The average “family office” portfolio returned just 0.3 percent in 2015, the UBS/Campden Wealth Global Family Office Report 2016 showed, down sharply from 6.1 percent in 2014 and 8.5 percent in 2013.
“Private equity and real estate once again outperformed most other asset classes, and will have saved many family office executives the indignity of delivering overall portfolio losses to the beneficial owners in the last year,” the report said.
“Both of these illiquid assets are core parts of ultra-high-net-worth portfolios, and in the last few years have ensured that the fortunes of the world’s wealthiest have comparably outperformed their less wealthy counterparts.”
The average allocation to private equity was 21.6 percent, the study showed, with a benchmark return of 5.9 percent, while the average allocation to real estate was 9.2 percent, with a benchmark return of 15.3 percent in Europe.

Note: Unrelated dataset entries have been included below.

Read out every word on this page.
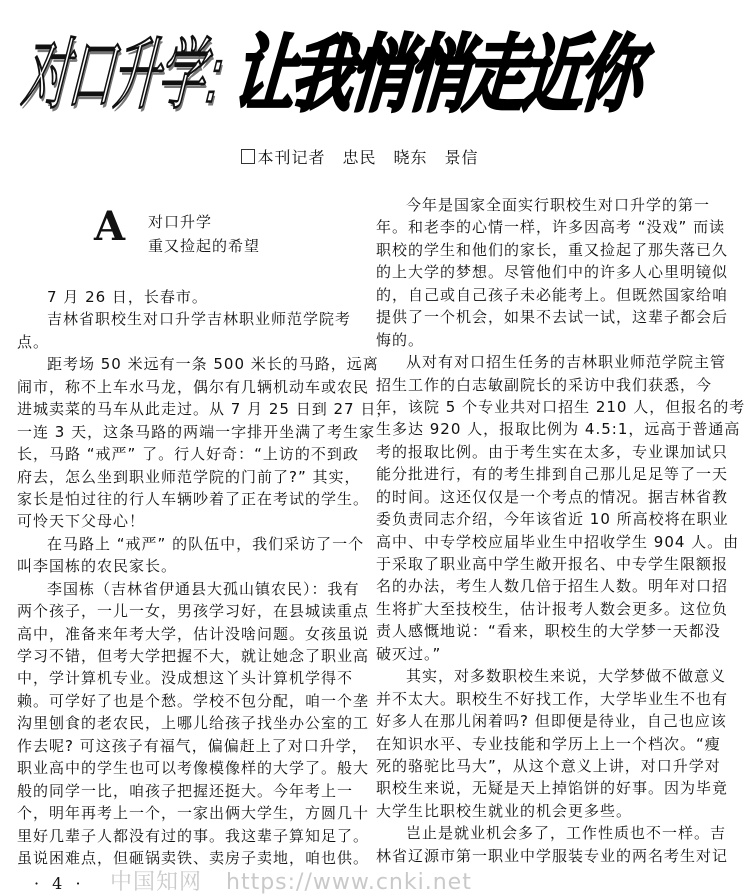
对口升学:
让我悄悄走近你
本刊记者　忠民　晓东　景信
A 对口升学
重又捡起的希望
7 月 26 日，长春市。
吉林省职校生对口升学吉林职业师范学院考
点。
距考场 50 米远有一条 500 米长的马路，远离
闹市，称不上车水马龙，偶尔有几辆机动车或农民
进城卖菜的马车从此走过。从 7 月 25 日到 27 日，
一连 3 天，这条马路的两端一字排开坐满了考生家
长，马路 “戒严” 了。行人好奇：“上访的不到政
府去，怎么坐到职业师范学院的门前了?” 其实，
家长是怕过往的行人车辆吵着了正在考试的学生。
可怜天下父母心！
在马路上 “戒严” 的队伍中，我们采访了一个
叫李国栋的农民家长。
李国栋（吉林省伊通县大孤山镇农民）：我有
两个孩子，一儿一女，男孩学习好，在县城读重点
高中，准备来年考大学，估计没啥问题。女孩虽说
学习不错，但考大学把握不大，就让她念了职业高
中，学计算机专业。没成想这丫头计算机学得不
赖。可学好了也是个愁。学校不包分配，咱一个垄
沟里刨食的老农民，上哪儿给孩子找坐办公室的工
作去呢? 可这孩子有福气，偏偏赶上了对口升学，
职业高中的学生也可以考像模像样的大学了。般大
般的同学一比，咱孩子把握还挺大。今年考上一
个，明年再考上一个，一家出俩大学生，方圆几十
里好几辈子人都没有过的事。我这辈子算知足了。
虽说困难点，但砸锅卖铁、卖房子卖地，咱也供。
今年是国家全面实行职校生对口升学的第一
年。和老李的心情一样，许多因高考 “没戏” 而读
职校的学生和他们的家长，重又捡起了那失落已久
的上大学的梦想。尽管他们中的许多人心里明镜似
的，自己或自己孩子未必能考上。但既然国家给咱
提供了一个机会，如果不去试一试，这辈子都会后
悔的。
从对有对口招生任务的吉林职业师范学院主管
招生工作的白志敏副院长的采访中我们获悉，今
年，该院 5 个专业共对口招生 210 人，但报名的考
生多达 920 人，报取比例为 4.5:1，远高于普通高
考的报取比例。由于考生实在太多，专业课加试只
能分批进行，有的考生排到自己那儿足足等了一天
的时间。这还仅仅是一个考点的情况。据吉林省教
委负责同志介绍，今年该省近 10 所高校将在职业
高中、中专学校应届毕业生中招收学生 904 人。由
于采取了职业高中学生敞开报名、中专学生限额报
名的办法，考生人数几倍于招生人数。明年对口招
生将扩大至技校生，估计报考人数会更多。这位负
责人感慨地说：“看来，职校生的大学梦一天都没
破灭过。”
其实，对多数职校生来说，大学梦做不做意义
并不太大。职校生不好找工作，大学毕业生不也有
好多人在那儿闲着吗? 但即便是待业，自己也应该
在知识水平、专业技能和学历上上一个档次。“瘦
死的骆驼比马大”，从这个意义上讲，对口升学对
职校生来说，无疑是天上掉馅饼的好事。因为毕竟
大学生比职校生就业的机会更多些。
岂止是就业机会多了，工作性质也不一样。吉
林省辽源市第一职业中学服装专业的两名考生对记
中国知网 https://www.cnki.net
· 4 ·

By contrast, more traditional asset classes fared less well, with the benchmark return for developed market equities, to which the average allocation was 19.4 percent, down 2.7 percent.
“There’s an interest in more real-asset investments because that’s where you still find an acceptable yield,” Oliver Muggli of Swiss-based Mandorit, which advises on more than 1.5 billion euros ($1.7 billion) in assets, told Reuters.
For the third year in a row, the returns from every asset class failed to meet the expectation of those surveyed, with the biggest disappointment coming from equity-linked assets, said the report, which drew contributions from 242 family offices.
As a result, expectations for 2016 had been revised sharply lower, with developed market equities expected to return 5 percent and developed market fixed income 2.6 percent.